There’s a lot to choose from when deciding what to reflect upon from the past week. The BP oil disaster is an easy target, as well as the Israeli interception/seizure of a humanitarian aid ship attempting to break Israel’s maritime Gaza blockade. One item of note that was overshadowed by the rest was the approval of a House of Representative’s bill which lays the groundwork for the repeal of the U.S. military’s “don’t ask, don’t tell” policy.
While the prospect of repealing “don’t ask, don’t tell” may not be cause for much concern by general society, it is causing much ado within the rank and file of this country’s military. As a veteran, I know firsthand the homophobic nature of military culture. So it really doesn’t come as a surprise to me the idea of allowing homosexuals to serve openly is causing some within the military concern.
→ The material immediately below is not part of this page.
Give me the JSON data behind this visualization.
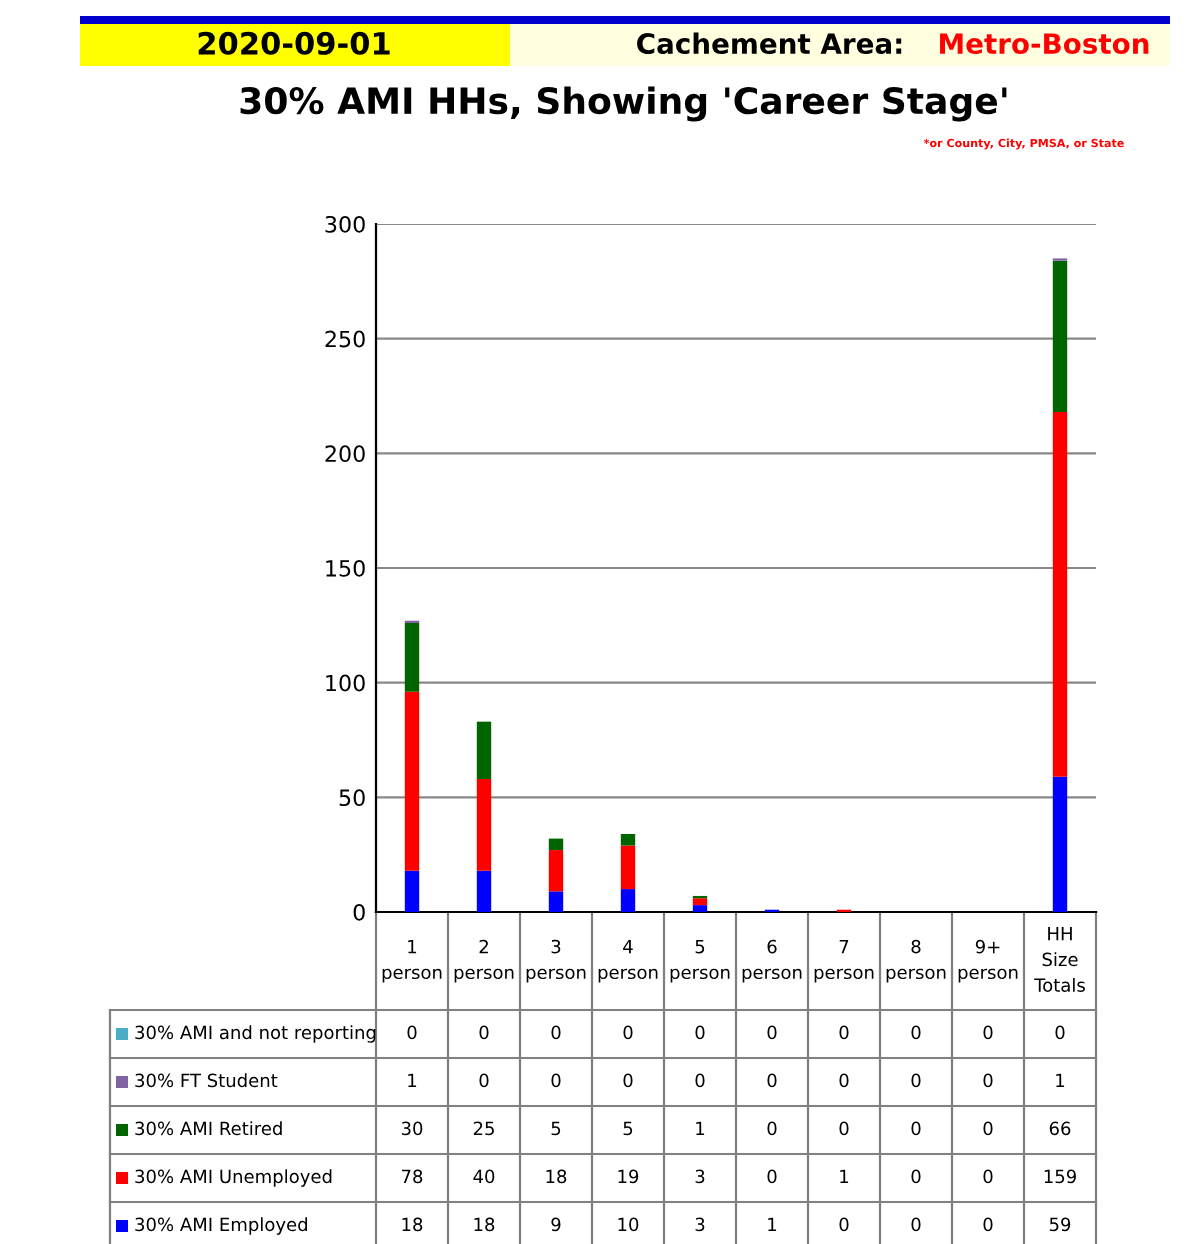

What I do find interesting about this concern is it is really all for naught. Nothing will change once “don’t ask, don’t tell” is repealed. Homosexuals are already serving in the military. Those that choose to do so are keenly aware of the homophobic mentality within the military which necessitates the need for them to hide their orientation. This need will remain true even when allowed to officially serve openly. Homosexuals know the unofficial retribution they may receive once they reveal their sexual orientation is far worse than any official retribution they may receive. The only difference between now and after the policy is repealed will be service members will no longer be automatically booted when their sexual orientation is revealed.
I truly believe there are some in the military which envision legions of flitty gay men doffed in pink feather boas storming recruiting offices throughout the country once “don’t ask, don’t tell”, is repealed. The reality is that’s not going to happen (however I’d love to be there to see the look on a Marine recruiter’s face if it did)! While I commend our military leaders’ desire to gain feedback from service members regarding the matter, doing only instigates unnecessary cause for concern. In the case of “don’t ask, don’t tell, the military would be better served by highlighting the lack of changes rather than the potential for change.